If you have difficulty sensing your abdomen muscles contract and it is difficult to round out your middle to lower part of your back, your anterior chest wall is too elevated. Place a rolled-up towel between the upper part of your thighs, as high as you can get it. This rolled-up towel should be wide enough so that when you bring your knees together your knees will not touch. By placing this bolster between your upper thighs and squeezing your knees toward each other, your back muscles will relax and your ligaments at the back of your hips will be more easily stretched out as you lower your body with your muscles that attach to the two ischial seats. These muscles are called your hamstrings and will enable you to maximize your diaphragm’s influence on chest wall mechanical activity that will enable better upright perfusion of oxygen into posterior and lateral lobes of the lungs, that may be ‘locked up’ because of over contracting back muscles used for postural stabilization. Therefore, by pulling your two hips apart with the bolster between the knees, that are moving toward each other, you are essentially decompressing not only the pelvis that lies between the hips, but also the spine that lies between both chest walls. This decompression of the ‘chest wall’ spine decongests the lung tissue associated with congestion of lung tissue (alveola) that is incapable of opening because of spinal compression. By squeezing the bolster between your thighs, as you are doing with this PRI technique, you are essentially reducing the ‘squeeze’ on the posterior lungs.

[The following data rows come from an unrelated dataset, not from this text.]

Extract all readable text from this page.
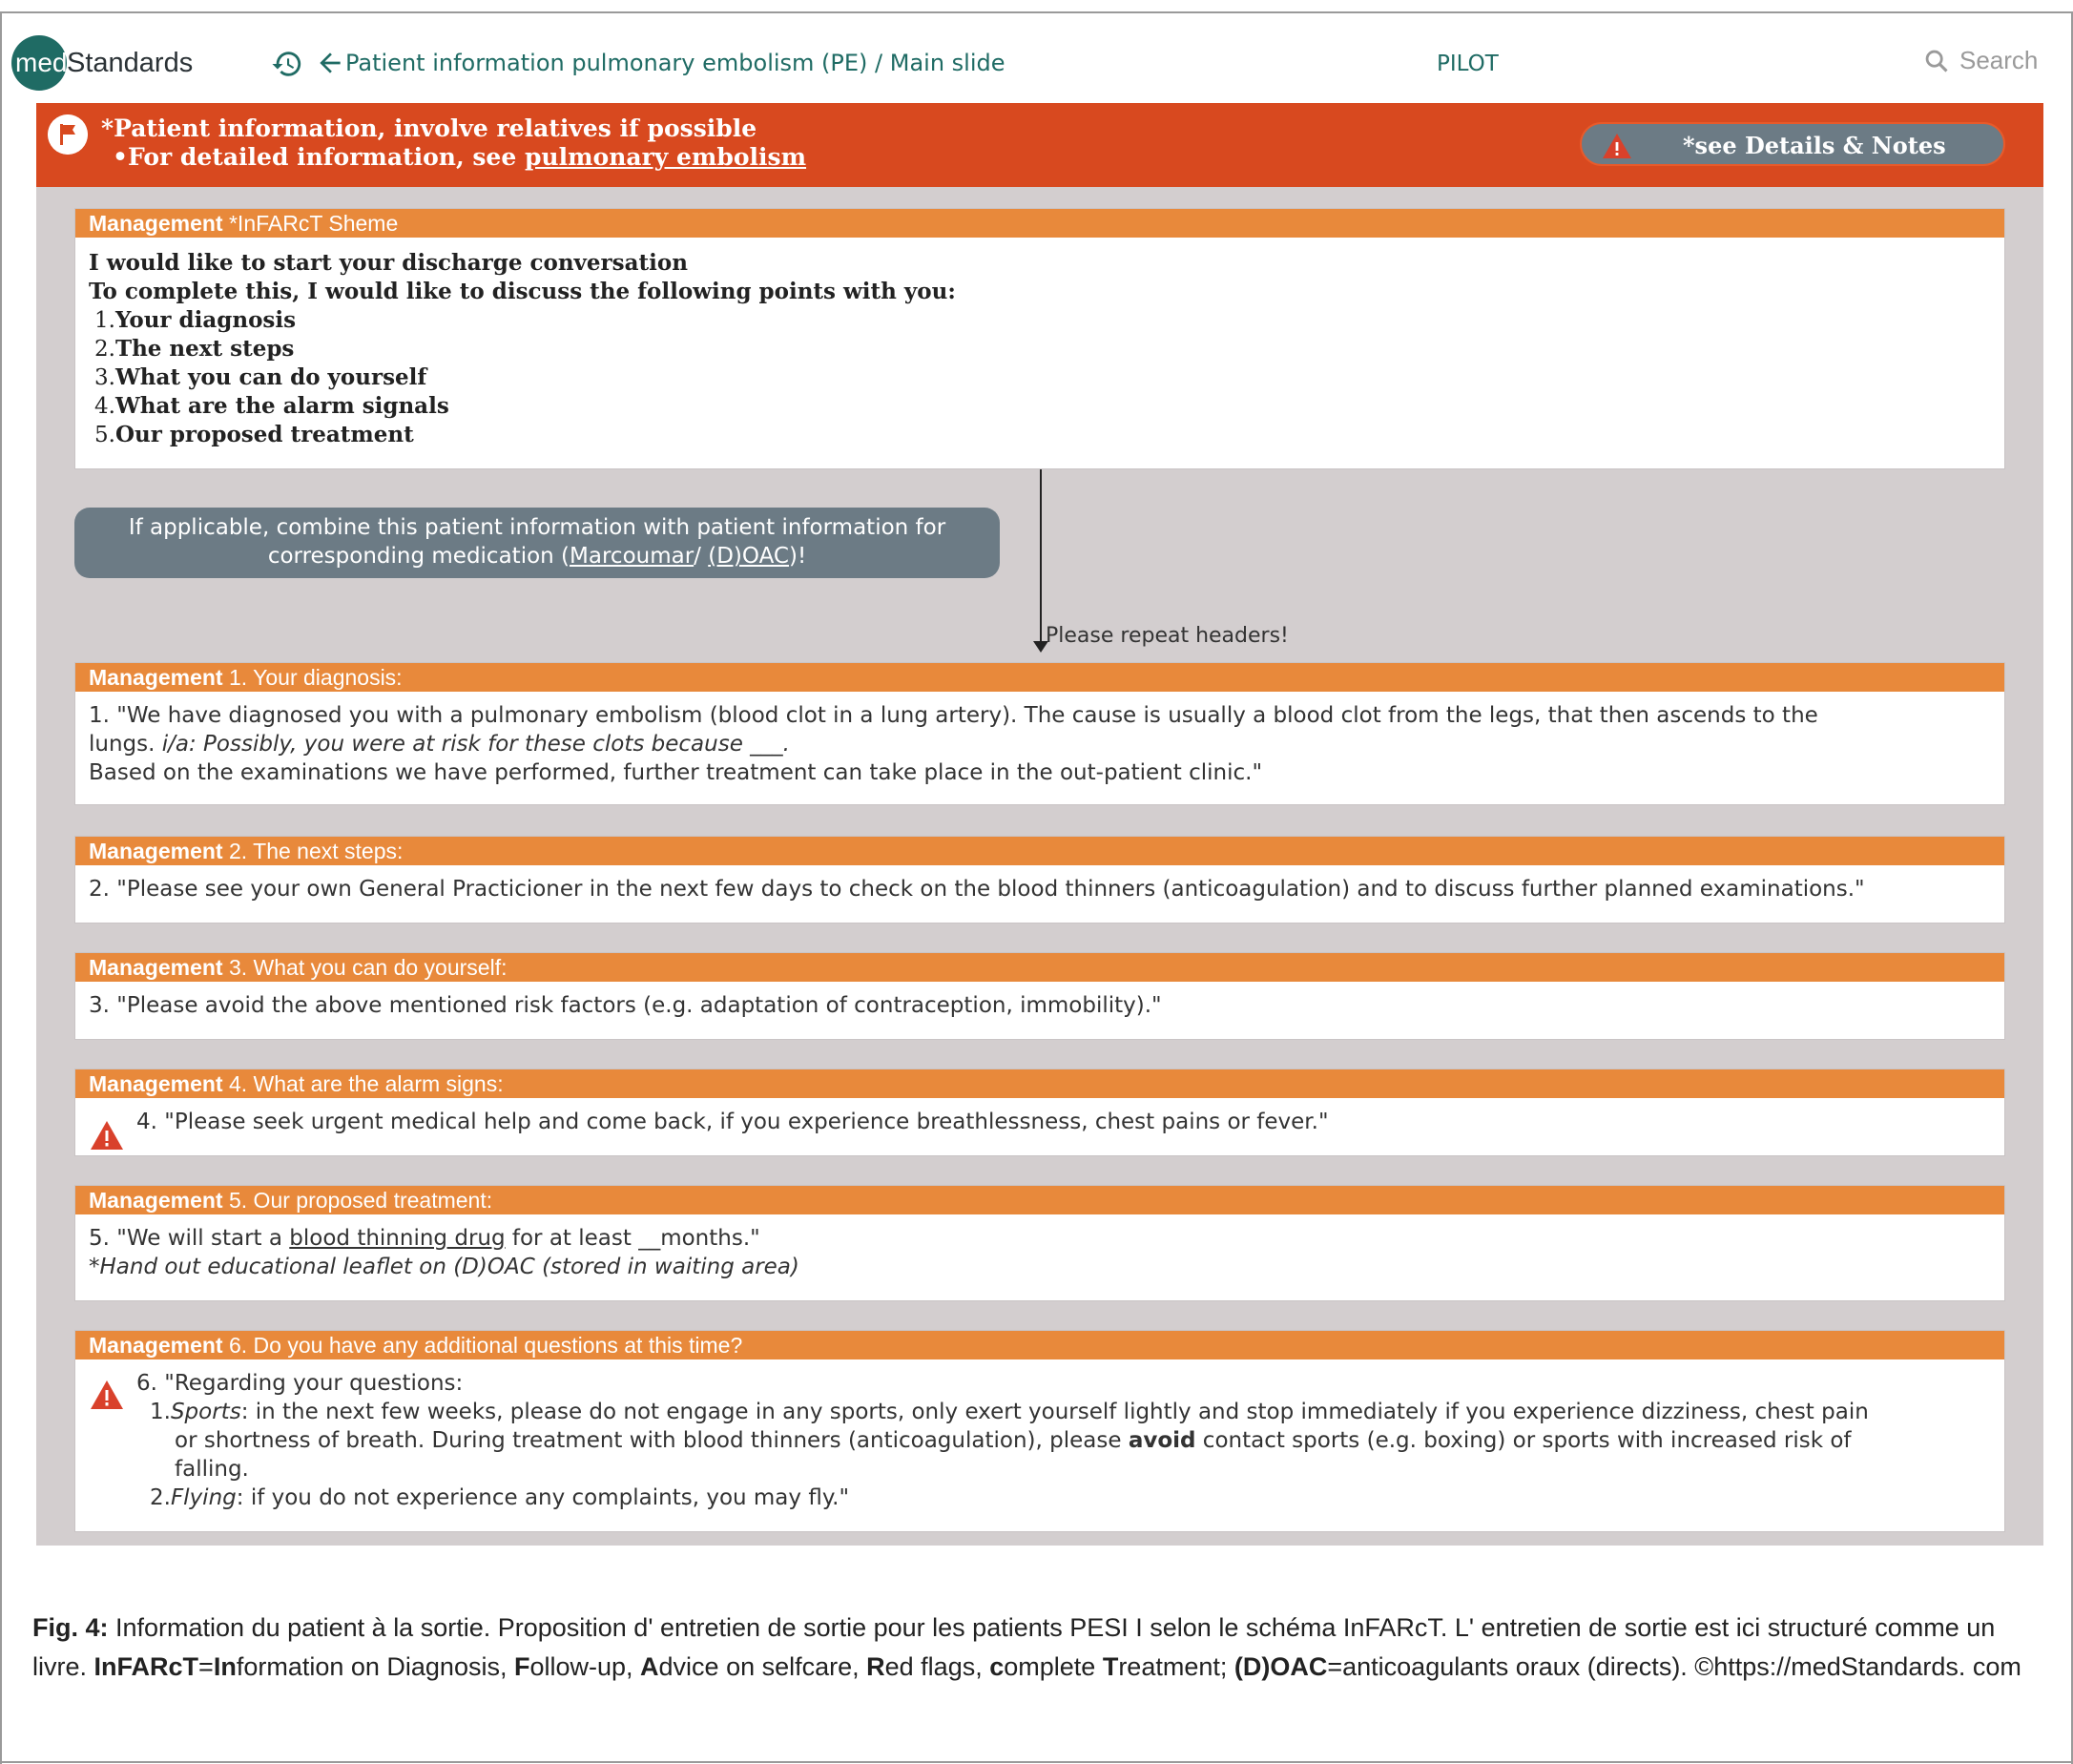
med Standards	Patient information pulmonary embolism (PE) / Main slide	PILOT	Search
*Patient information, involve relatives if possible
•For detailed information, see pulmonary embolism	*see Details & Notes
Management *InFARcT Sheme
I would like to start your discharge conversation
To complete this, I would like to discuss the following points with you:
1.Your diagnosis
2.The next steps
3.What you can do yourself
4.What are the alarm signals
5.Our proposed treatment
Please repeat headers!
If applicable, combine this patient information with patient information for
corresponding medication (Marcoumar/ (D)OAC)!
Management 1. Your diagnosis:
1. "We have diagnosed you with a pulmonary embolism (blood clot in a lung artery). The cause is usually a blood clot from the legs, that then ascends to the
lungs. i/a: Possibly, you were at risk for these clots because ___.
Based on the examinations we have performed, further treatment can take place in the out-patient clinic."
Management 2. The next steps:
2. "Please see your own General Practicioner in the next few days to check on the blood thinners (anticoagulation) and to discuss further planned examinations."
Management 3. What you can do yourself:
3. "Please avoid the above mentioned risk factors (e.g. adaptation of contraception, immobility)."
Management 4. What are the alarm signs:
4. "Please seek urgent medical help and come back, if you experience breathlessness, chest pains or fever."
Management 5. Our proposed treatment:
5. "We will start a blood thinning drug for at least __months."
*Hand out educational leaflet on (D)OAC (stored in waiting area)
Management 6. Do you have any additional questions at this time?
6. "Regarding your questions:
1.Sports: in the next few weeks, please do not engage in any sports, only exert yourself lightly and stop immediately if you experience dizziness, chest pain
or shortness of breath. During treatment with blood thinners (anticoagulation), please avoid contact sports (e.g. boxing) or sports with increased risk of
falling.
2.Flying: if you do not experience any complaints, you may fly."
Fig. 4: Information du patient à la sortie. Proposition d' entretien de sortie pour les patients PESI I selon le schéma InFARcT. L' entretien de sortie est ici structuré comme un livre. InFARcT=Information on Diagnosis, Follow-up, Advice on selfcare, Red flags, complete Treatment; (D)OAC=anticoagulants oraux (directs). ©https://medStandards. com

To place as much low back on the wall that you can, in Step 4, you may want to slowly and carefully bring your knees slightly forward as you are exhaling through your pursed lips. Try to keep your heels and feet flat on the floor as you are reaching forward with your outstretched hands and arms. Many of you will not be able to place your low back on the wall, and may only be able to sense your rear on the wall, as you attempt to round your back while reaching forward with your arms and knees as your body gently lowers. The most important thing about Step 4, is to reach with your hands and arms, resisted or unresisted, while you “round” your mid to low back, during this exhalation phase of movement.
Step 5, is where the magic happens. The magic is when your inhalation effort through your nose, after performing Step 4, continues to open up the entire chest wall cavities on both sides, along with all the underlying alveolar tissue in your lungs. The position you worked so hard in achieving is now serving as a platform for diaphragmatic inhalation without resorting to muscles that over compress the posterior lung tissue. Those muscles lie both directly in front of your neck and in the back of your chest walls.
As you continue to breathe in through your nose and out through your mouth, or through pursed lips, let the air move your chest. Assist this chest movement by drawing in the air (Step 7) and compressing it out by reaching further forward with your arms, as the weight of your anterior body opens up the posterior body (Step 8).
The resistance provided by the forces through the arms, the wall and the floor allow you to receive the floor, the wall and the space in front of your arms as the space inside of your chest walls expand and elevate your body; as it is being lowered gently, softly and peacefully to the ground. When you stand up, in Step 10, focus on maintaining “push” through the heels, the hands and the inner thighs as your entire chest remains opened, relaxed and uncoiled. Breathing should be effortless at this stage, because of true postural support offered by muscles that keep the posterior chest walls elevated, and the anterior chest wall opened and lowered, for maximum lung perfusion and ventilation.